NOUVELLES
17/04/2012 10:30 EDT | Actualisé 17/06/2012 05:12 EDT

Libye: le CNT négocie avec Zenten le transfert de Seif al-Islam à Tripoli

Le pouvoir libyen négocie avec les autorités de la ville de Zenten, qui détiennent Seif al-Islam, fils du défunt dirigeant Mouammar Kadhafi, en vue de son transfert à Tripoli, a-t-on appris mardi d'une source engagée dans les négociations.

Le Conseil national de transition (CNT), qui refuse un procès de Seif al-Islam devant la Cour pénale internationale (CPI), tente de convaincre Zenten de lui remettre Seif al-Islam, visé par un mandat d'arrêt de la CPI, notamment pour crimes contre l'humanité, pour le juger à Tripoli.

"Le chef du conseil local de Zenten et des représentants de la ville ont fait part mardi au (...) Conseil national de transition, de la +volonté des habitants de Zenten de juger Seif à Zenten+", a indiqué à l'AFP un membre du CNT sous couvert de l'anonymat.

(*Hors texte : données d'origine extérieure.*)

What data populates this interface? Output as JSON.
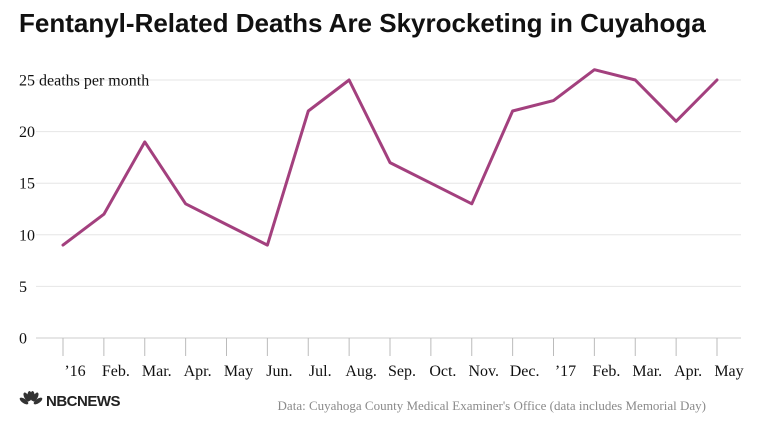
{
  "title": "Fentanyl-Related Deaths Are Skyrocketing in Cuyahoga",
  "source": "Data: Cuyahoga County Medical Examiner's Office (data includes Memorial Day)",
  "logo": {
    "text": "NBCNEWS",
    "icon": "nbc-peacock-icon"
  },
  "colors": {
    "line": "#a3407e",
    "grid": "#e6e6e6",
    "tick": "#bbbbbb",
    "text": "#111111"
  },
  "chart_data": {
    "type": "line",
    "categories": [
      "’16",
      "Feb.",
      "Mar.",
      "Apr.",
      "May",
      "Jun.",
      "Jul.",
      "Aug.",
      "Sep.",
      "Oct.",
      "Nov.",
      "Dec.",
      "’17",
      "Feb.",
      "Mar.",
      "Apr.",
      "May"
    ],
    "values": [
      9,
      12,
      19,
      13,
      11,
      9,
      22,
      25,
      17,
      15,
      13,
      22,
      23,
      26,
      25,
      21,
      25
    ],
    "ylim": [
      0,
      25
    ],
    "yticks": [
      0,
      5,
      10,
      15,
      20,
      25
    ],
    "ytick_labels": [
      "0",
      "5",
      "10",
      "15",
      "20",
      "25 deaths per month"
    ],
    "grid": true,
    "xlabel": "",
    "ylabel": ""
  }
}
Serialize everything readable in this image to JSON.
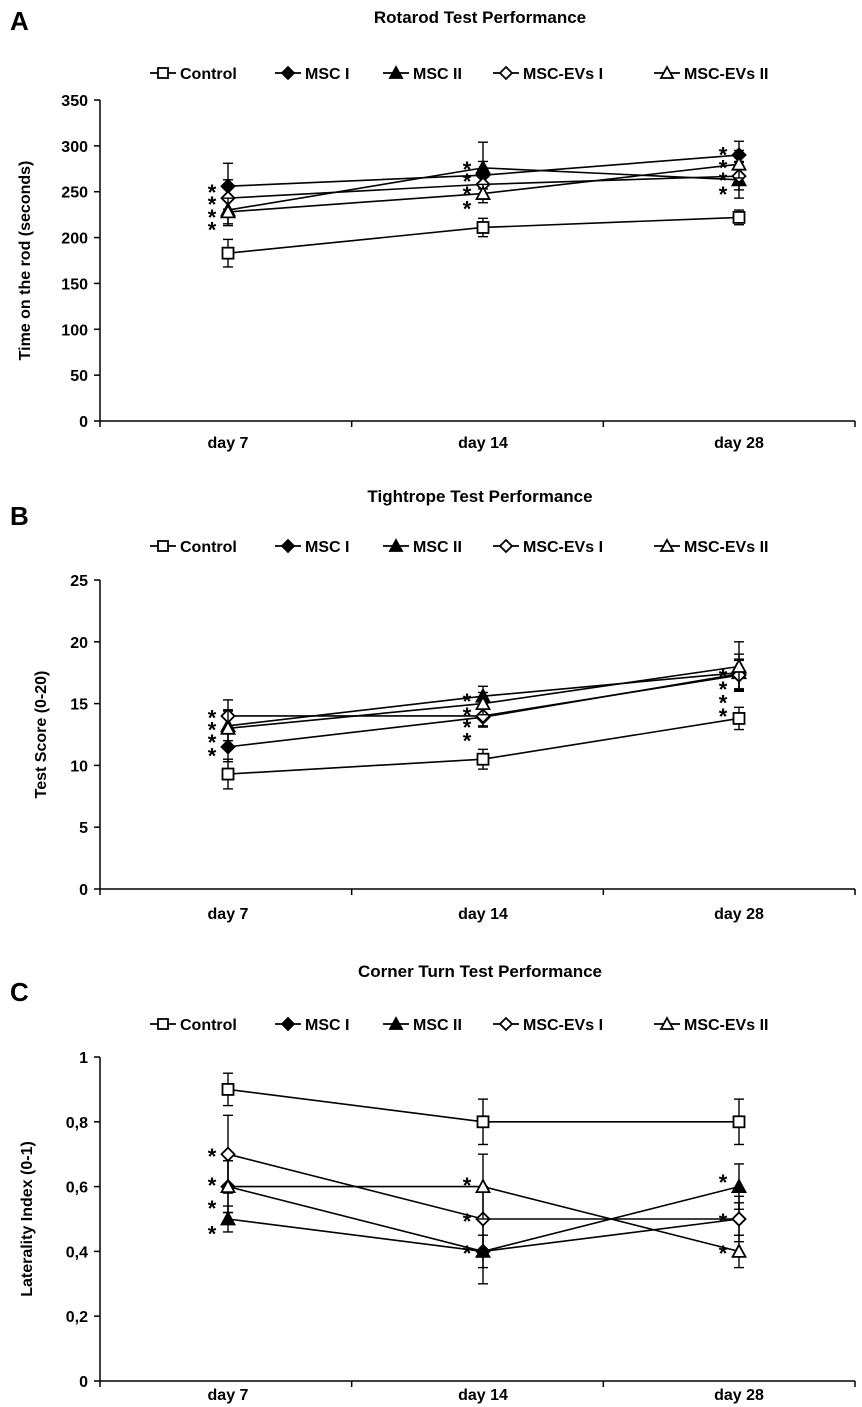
{
  "panels": [
    {
      "letter": "A",
      "title": "Rotarod Test Performance",
      "legend": [
        "Control",
        "MSC I",
        "MSC II",
        "MSC-EVs I",
        "MSC-EVs II"
      ],
      "chart_data": {
        "type": "line",
        "title": "Rotarod Test Performance",
        "xlabel": "",
        "ylabel": "Time on the rod (seconds)",
        "categories": [
          "day 7",
          "day 14",
          "day 28"
        ],
        "ylim": [
          0,
          350
        ],
        "yticks": [
          0,
          50,
          100,
          150,
          200,
          250,
          300,
          350
        ],
        "ytick_labels": [
          "0",
          "50",
          "100",
          "150",
          "200",
          "250",
          "300",
          "350"
        ],
        "series": [
          {
            "name": "Control",
            "marker": "square-open",
            "values": [
              183,
              211,
              222
            ],
            "err": [
              15,
              10,
              8
            ]
          },
          {
            "name": "MSC I",
            "marker": "diamond-filled",
            "values": [
              256,
              268,
              290
            ],
            "err": [
              25,
              15,
              15
            ]
          },
          {
            "name": "MSC II",
            "marker": "triangle-filled",
            "values": [
              230,
              276,
              263
            ],
            "err": [
              15,
              28,
              20
            ]
          },
          {
            "name": "MSC-EVs I",
            "marker": "diamond-open",
            "values": [
              243,
              258,
              267
            ],
            "err": [
              20,
              15,
              15
            ]
          },
          {
            "name": "MSC-EVs II",
            "marker": "triangle-open",
            "values": [
              228,
              248,
              280
            ],
            "err": [
              15,
              10,
              15
            ]
          }
        ],
        "annotations": [
          {
            "x": "day 7",
            "text": "*",
            "y": 255
          },
          {
            "x": "day 7",
            "text": "*",
            "y": 242
          },
          {
            "x": "day 7",
            "text": "*",
            "y": 228
          },
          {
            "x": "day 7",
            "text": "*",
            "y": 214
          },
          {
            "x": "day 14",
            "text": "*",
            "y": 280
          },
          {
            "x": "day 14",
            "text": "*",
            "y": 267
          },
          {
            "x": "day 14",
            "text": "*",
            "y": 253
          },
          {
            "x": "day 14",
            "text": "*",
            "y": 237
          },
          {
            "x": "day 28",
            "text": "*",
            "y": 296
          },
          {
            "x": "day 28",
            "text": "*",
            "y": 282
          },
          {
            "x": "day 28",
            "text": "*",
            "y": 268
          },
          {
            "x": "day 28",
            "text": "*",
            "y": 253
          }
        ]
      }
    },
    {
      "letter": "B",
      "title": "Tightrope Test Performance",
      "legend": [
        "Control",
        "MSC I",
        "MSC II",
        "MSC-EVs I",
        "MSC-EVs II"
      ],
      "chart_data": {
        "type": "line",
        "title": "Tightrope Test Performance",
        "xlabel": "",
        "ylabel": "Test Score (0-20)",
        "categories": [
          "day 7",
          "day 14",
          "day 28"
        ],
        "ylim": [
          0,
          25
        ],
        "yticks": [
          0,
          5,
          10,
          15,
          20,
          25
        ],
        "ytick_labels": [
          "0",
          "5",
          "10",
          "15",
          "20",
          "25"
        ],
        "series": [
          {
            "name": "Control",
            "marker": "square-open",
            "values": [
              9.3,
              10.5,
              13.8
            ],
            "err": [
              1.2,
              0.8,
              0.9
            ]
          },
          {
            "name": "MSC I",
            "marker": "diamond-filled",
            "values": [
              11.5,
              13.9,
              17.4
            ],
            "err": [
              1.2,
              0.8,
              1.2
            ]
          },
          {
            "name": "MSC II",
            "marker": "triangle-filled",
            "values": [
              13.2,
              15.6,
              17.5
            ],
            "err": [
              1.2,
              0.8,
              1.5
            ]
          },
          {
            "name": "MSC-EVs I",
            "marker": "diamond-open",
            "values": [
              14.0,
              14.0,
              17.3
            ],
            "err": [
              1.3,
              0.8,
              1.2
            ]
          },
          {
            "name": "MSC-EVs II",
            "marker": "triangle-open",
            "values": [
              13.0,
              15.0,
              18.0
            ],
            "err": [
              1.5,
              0.9,
              2.0
            ]
          }
        ],
        "annotations": [
          {
            "x": "day 7",
            "text": "*",
            "y": 14.3
          },
          {
            "x": "day 7",
            "text": "*",
            "y": 13.3
          },
          {
            "x": "day 7",
            "text": "*",
            "y": 12.3
          },
          {
            "x": "day 7",
            "text": "*",
            "y": 11.2
          },
          {
            "x": "day 14",
            "text": "*",
            "y": 15.6
          },
          {
            "x": "day 14",
            "text": "*",
            "y": 14.5
          },
          {
            "x": "day 14",
            "text": "*",
            "y": 13.5
          },
          {
            "x": "day 14",
            "text": "*",
            "y": 12.4
          },
          {
            "x": "day 28",
            "text": "*",
            "y": 17.6
          },
          {
            "x": "day 28",
            "text": "*",
            "y": 16.6
          },
          {
            "x": "day 28",
            "text": "*",
            "y": 15.5
          },
          {
            "x": "day 28",
            "text": "*",
            "y": 14.4
          }
        ]
      }
    },
    {
      "letter": "C",
      "title": "Corner Turn Test Performance",
      "legend": [
        "Control",
        "MSC I",
        "MSC II",
        "MSC-EVs I",
        "MSC-EVs II"
      ],
      "chart_data": {
        "type": "line",
        "title": "Corner Turn Test Performance",
        "xlabel": "",
        "ylabel": "Laterality Index (0-1)",
        "categories": [
          "day 7",
          "day 14",
          "day 28"
        ],
        "ylim": [
          0,
          1
        ],
        "yticks": [
          0,
          0.2,
          0.4,
          0.6,
          0.8,
          1
        ],
        "ytick_labels": [
          "0",
          "0,2",
          "0,4",
          "0,6",
          "0,8",
          "1"
        ],
        "series": [
          {
            "name": "Control",
            "marker": "square-open",
            "values": [
              0.9,
              0.8,
              0.8
            ],
            "err": [
              0.05,
              0.07,
              0.07
            ]
          },
          {
            "name": "MSC I",
            "marker": "diamond-filled",
            "values": [
              0.6,
              0.4,
              0.5
            ],
            "err": [
              0.08,
              0.1,
              0.07
            ]
          },
          {
            "name": "MSC II",
            "marker": "triangle-filled",
            "values": [
              0.5,
              0.4,
              0.6
            ],
            "err": [
              0.04,
              0.05,
              0.07
            ]
          },
          {
            "name": "MSC-EVs I",
            "marker": "diamond-open",
            "values": [
              0.7,
              0.5,
              0.5
            ],
            "err": [
              0.12,
              0.1,
              0.05
            ]
          },
          {
            "name": "MSC-EVs II",
            "marker": "triangle-open",
            "values": [
              0.6,
              0.6,
              0.4
            ],
            "err": [
              0.08,
              0.1,
              0.05
            ]
          }
        ],
        "annotations": [
          {
            "x": "day 7",
            "text": "*",
            "y": 0.71
          },
          {
            "x": "day 7",
            "text": "*",
            "y": 0.62
          },
          {
            "x": "day 7",
            "text": "*",
            "y": 0.55
          },
          {
            "x": "day 7",
            "text": "*",
            "y": 0.47
          },
          {
            "x": "day 14",
            "text": "*",
            "y": 0.62
          },
          {
            "x": "day 14",
            "text": "*",
            "y": 0.51
          },
          {
            "x": "day 14",
            "text": "*",
            "y": 0.41
          },
          {
            "x": "day 28",
            "text": "*",
            "y": 0.63
          },
          {
            "x": "day 28",
            "text": "*",
            "y": 0.51
          },
          {
            "x": "day 28",
            "text": "*",
            "y": 0.41
          }
        ]
      }
    }
  ]
}
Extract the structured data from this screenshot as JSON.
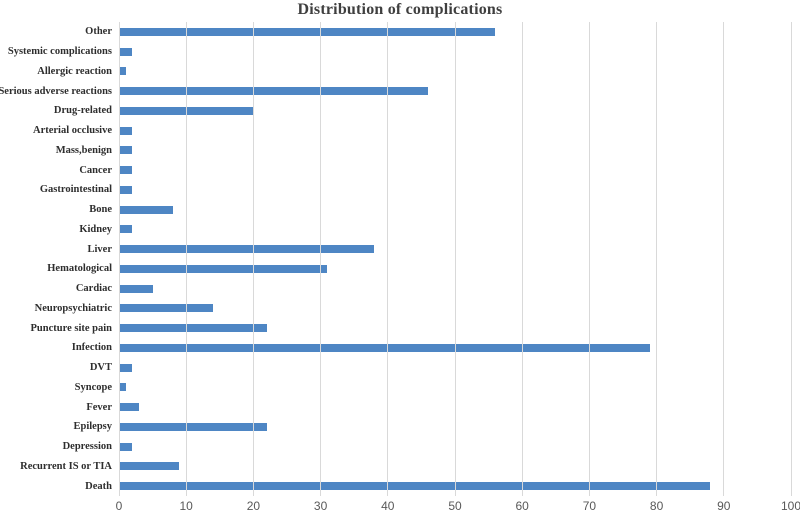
{
  "chart_data": {
    "type": "bar",
    "orientation": "horizontal",
    "title": "Distribution of complications",
    "categories": [
      "Other",
      "Systemic complications",
      "Allergic reaction",
      "Serious adverse reactions",
      "Drug-related",
      "Arterial occlusive",
      "Mass,benign",
      "Cancer",
      "Gastrointestinal",
      "Bone",
      "Kidney",
      "Liver",
      "Hematological",
      "Cardiac",
      "Neuropsychiatric",
      "Puncture site pain",
      "Infection",
      "DVT",
      "Syncope",
      "Fever",
      "Epilepsy",
      "Depression",
      "Recurrent IS or TIA",
      "Death"
    ],
    "values": [
      56,
      2,
      1,
      46,
      20,
      2,
      2,
      2,
      2,
      8,
      2,
      38,
      31,
      5,
      14,
      22,
      79,
      2,
      1,
      3,
      22,
      2,
      9,
      88
    ],
    "xlabel": "",
    "ylabel": "",
    "xlim": [
      0,
      100
    ],
    "xticks": [
      0,
      10,
      20,
      30,
      40,
      50,
      60,
      70,
      80,
      90,
      100
    ],
    "grid": "vertical",
    "legend": "none",
    "bar_color": "#4E86C4",
    "gridline_color": "#D9D9D9",
    "title_color": "#3F3F3F",
    "tick_color": "#595959",
    "label_color": "#2E2E2E"
  }
}
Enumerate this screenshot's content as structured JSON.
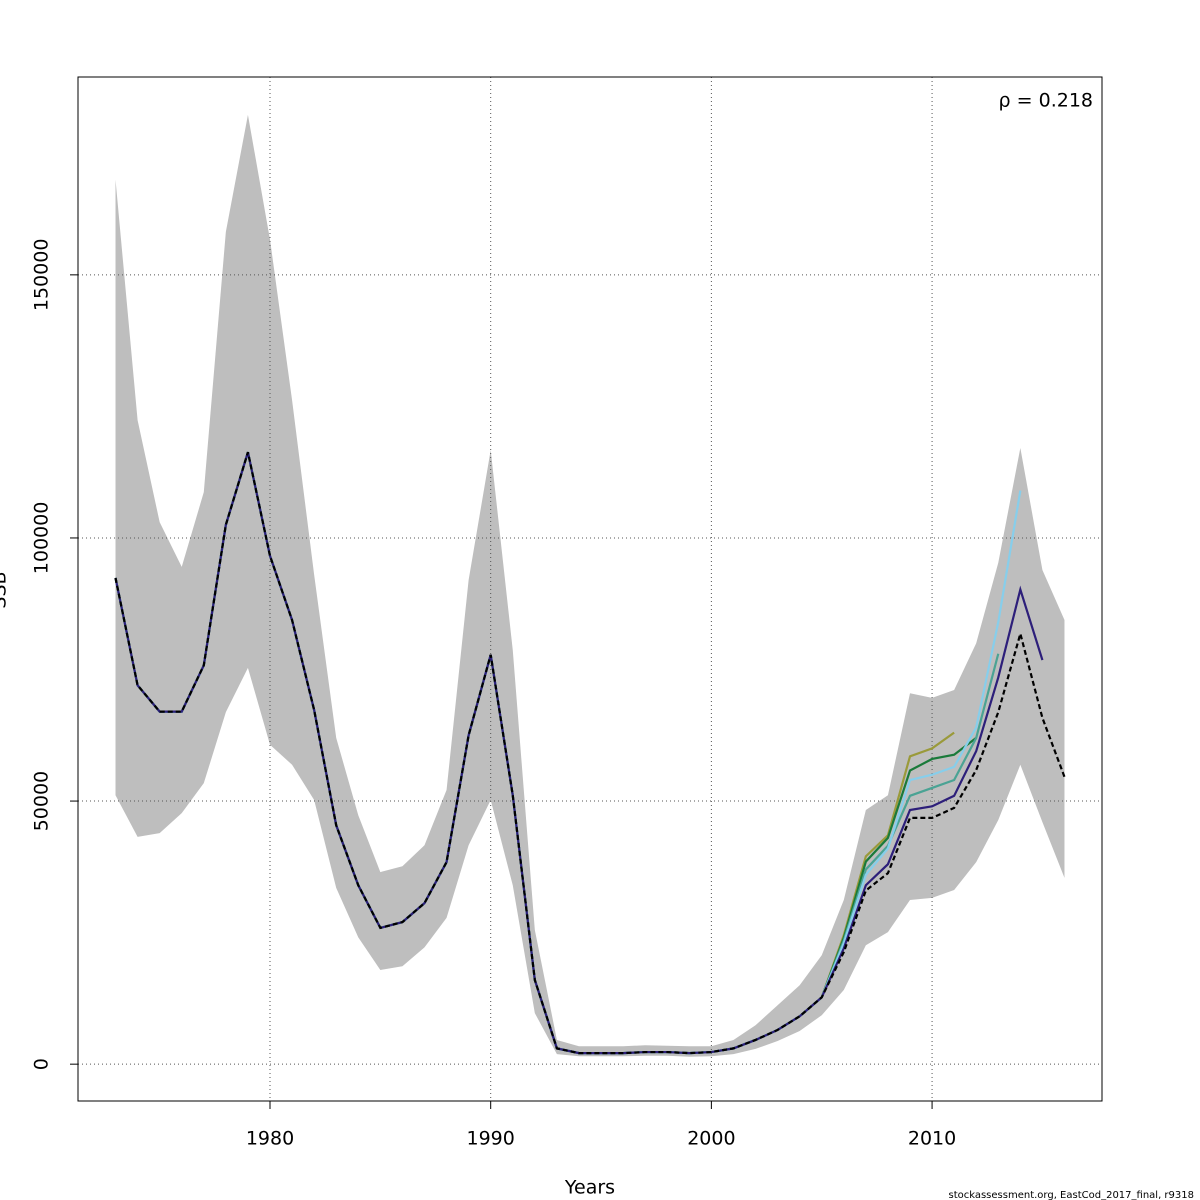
{
  "chart_data": {
    "type": "line",
    "xlabel": "Years",
    "ylabel": "SSB",
    "annotation": "ρ = 0.218",
    "footer": "stockassessment.org, EastCod_2017_final, r9318",
    "x": [
      1973,
      1974,
      1975,
      1976,
      1977,
      1978,
      1979,
      1980,
      1981,
      1982,
      1983,
      1984,
      1985,
      1986,
      1987,
      1988,
      1989,
      1990,
      1991,
      1992,
      1993,
      1994,
      1995,
      1996,
      1997,
      1998,
      1999,
      2000,
      2001,
      2002,
      2003,
      2004,
      2005,
      2006,
      2007,
      2008,
      2009,
      2010,
      2011,
      2012,
      2013,
      2014,
      2015,
      2016
    ],
    "band": {
      "color": "#bebebe",
      "upper": [
        168100,
        122400,
        103000,
        94500,
        108700,
        158200,
        180400,
        156700,
        126200,
        93000,
        62000,
        47300,
        36500,
        37600,
        41600,
        52100,
        92000,
        116700,
        78700,
        25500,
        4600,
        3400,
        3400,
        3400,
        3600,
        3500,
        3400,
        3400,
        4600,
        7400,
        11200,
        15000,
        20700,
        31200,
        48300,
        51100,
        70500,
        69600,
        71100,
        80000,
        95300,
        117100,
        93900,
        84400
      ],
      "lower": [
        51100,
        43200,
        43900,
        47700,
        53400,
        66900,
        75300,
        60700,
        56900,
        50200,
        33500,
        24100,
        17900,
        18600,
        22200,
        27800,
        41600,
        50200,
        34000,
        9700,
        1900,
        1500,
        1500,
        1500,
        1600,
        1600,
        1400,
        1500,
        1900,
        2900,
        4400,
        6300,
        9300,
        14100,
        22600,
        25100,
        31200,
        31600,
        33100,
        38400,
        46400,
        56900,
        46000,
        35400
      ]
    },
    "series": [
      {
        "color": "#9a9a3a",
        "values": [
          92400,
          72000,
          67000,
          67000,
          75800,
          102500,
          116300,
          96600,
          84400,
          67300,
          45400,
          34000,
          25900,
          27000,
          30600,
          38400,
          62500,
          77800,
          51100,
          16000,
          3000,
          2100,
          2100,
          2100,
          2300,
          2300,
          2100,
          2300,
          3000,
          4600,
          6500,
          9100,
          12700,
          24500,
          39500,
          43500,
          58500,
          60000,
          63000,
          null,
          null,
          null,
          null,
          null
        ]
      },
      {
        "color": "#1a7a3a",
        "values": [
          92400,
          72000,
          67000,
          67000,
          75800,
          102500,
          116300,
          96600,
          84400,
          67300,
          45400,
          34000,
          25900,
          27000,
          30600,
          38400,
          62500,
          77800,
          51100,
          16000,
          3000,
          2100,
          2100,
          2100,
          2300,
          2300,
          2100,
          2300,
          3000,
          4600,
          6500,
          9100,
          12700,
          24000,
          38500,
          43000,
          55800,
          58000,
          58800,
          62000,
          null,
          null,
          null,
          null
        ]
      },
      {
        "color": "#4aa394",
        "values": [
          92400,
          72000,
          67000,
          67000,
          75800,
          102500,
          116300,
          96600,
          84400,
          67300,
          45400,
          34000,
          25900,
          27000,
          30600,
          38400,
          62500,
          77800,
          51100,
          16000,
          3000,
          2100,
          2100,
          2100,
          2300,
          2300,
          2100,
          2300,
          3000,
          4600,
          6500,
          9100,
          12700,
          23500,
          37000,
          41500,
          51000,
          52500,
          54000,
          62000,
          78000,
          null,
          null,
          null
        ]
      },
      {
        "color": "#87ceeb",
        "values": [
          92400,
          72000,
          67000,
          67000,
          75800,
          102500,
          116300,
          96600,
          84400,
          67300,
          45400,
          34000,
          25900,
          27000,
          30600,
          38400,
          62500,
          77800,
          51100,
          16000,
          3000,
          2100,
          2100,
          2100,
          2300,
          2300,
          2100,
          2300,
          3000,
          4600,
          6500,
          9100,
          12700,
          23000,
          36000,
          41000,
          54000,
          55000,
          56500,
          64000,
          84000,
          109000,
          null,
          null
        ]
      },
      {
        "color": "#2d1f7a",
        "values": [
          92400,
          72000,
          67000,
          67000,
          75800,
          102500,
          116300,
          96600,
          84400,
          67300,
          45400,
          34000,
          25900,
          27000,
          30600,
          38400,
          62500,
          77800,
          51100,
          16000,
          3000,
          2100,
          2100,
          2100,
          2300,
          2300,
          2100,
          2300,
          3000,
          4600,
          6500,
          9100,
          12700,
          22000,
          34000,
          38000,
          48300,
          49000,
          51000,
          59500,
          73500,
          90200,
          76800,
          null
        ]
      },
      {
        "color": "#000000",
        "dashed": true,
        "values": [
          92400,
          72000,
          67000,
          67000,
          75800,
          102500,
          116300,
          96600,
          84400,
          67300,
          45400,
          34000,
          25900,
          27000,
          30600,
          38400,
          62500,
          77800,
          51100,
          16000,
          3000,
          2100,
          2100,
          2100,
          2300,
          2300,
          2100,
          2300,
          3000,
          4600,
          6500,
          9100,
          12700,
          21300,
          33000,
          36300,
          46800,
          46800,
          48700,
          55900,
          66900,
          81800,
          65800,
          54600
        ]
      }
    ],
    "xlim": [
      1971.3,
      2017.7
    ],
    "ylim": [
      -7000,
      187600
    ],
    "xticks": [
      1980,
      1990,
      2000,
      2010
    ],
    "yticks": [
      0,
      50000,
      100000,
      150000
    ],
    "grid": true
  }
}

Selon cette source, ils estiment que le gouvernement "est incapable d'assurer la sécurité d'un procès de Seif al-Islam", évoquant la possibilité d'une évasion, en allusion aux cas d'autres dirigeants de l'ancien régime qui avaient réussi à fuir le pays.

Ce membre du CNT faisait partie d'une délégation du CNT qui s'est rendue lundi à Zenten (180 km au sud-ouest de Tripoli), où elle a rencontré des responsables de la ville et des ex-rebelles qui détiennent Seif al-Islam.

Une deuxième réunion a eu lieu mardi à Tripoli avec le chef du CNT, selon la même source.

Au cours de cette réunion, le chef du CNT, Moustapha Abdeljalil, a souligné la "nécessité de remettre Seif al-Islam à Tripoli" en vue "d'alléger la pression" exercée par la CPI sur les autorités libyennes, a-t-on ajouté de même source.

Le CNT a jugé "difficile" la tenue à Zenten d'un procès "sous le contrôle des thowars", les "révolutionnaires" ayant combattu le régime de Mouammar Kadhafi.

Les représentants de Zenten ont alors "demandé une période de réflexion (...) avant de donner une réponse", a-t-on ajouté de même source.

Le représentant de la Libye à la CPI Ahmed Jehani avait annoncé le 7 avril que Seif al-Islam allait être transféré à Tripoli "avant la fin de la semaine" dernière.

Seif Al-Islam, 39 ans, arrêté le 19 novembre dans le Sud libyen, est visé par un mandat d'arrêt de la CPI, notamment pour crimes contre l'humanité commis lors de la répression de la révolte populaire l'an dernier, qui s'est transformée en guerre civile.

Le gouvernement libyen a fait appel le 10 avril d'une décision de la CPI lui demandant de lui livrer "immédiatement" le fils de Mouammar Kadhafi.

Il a annoncé par ailleurs son intention de déposer le 30 avril un document contestant la compétence de la CPI pour juger Seif Al-Islam, qu'il souhaite poursuivre lui-même.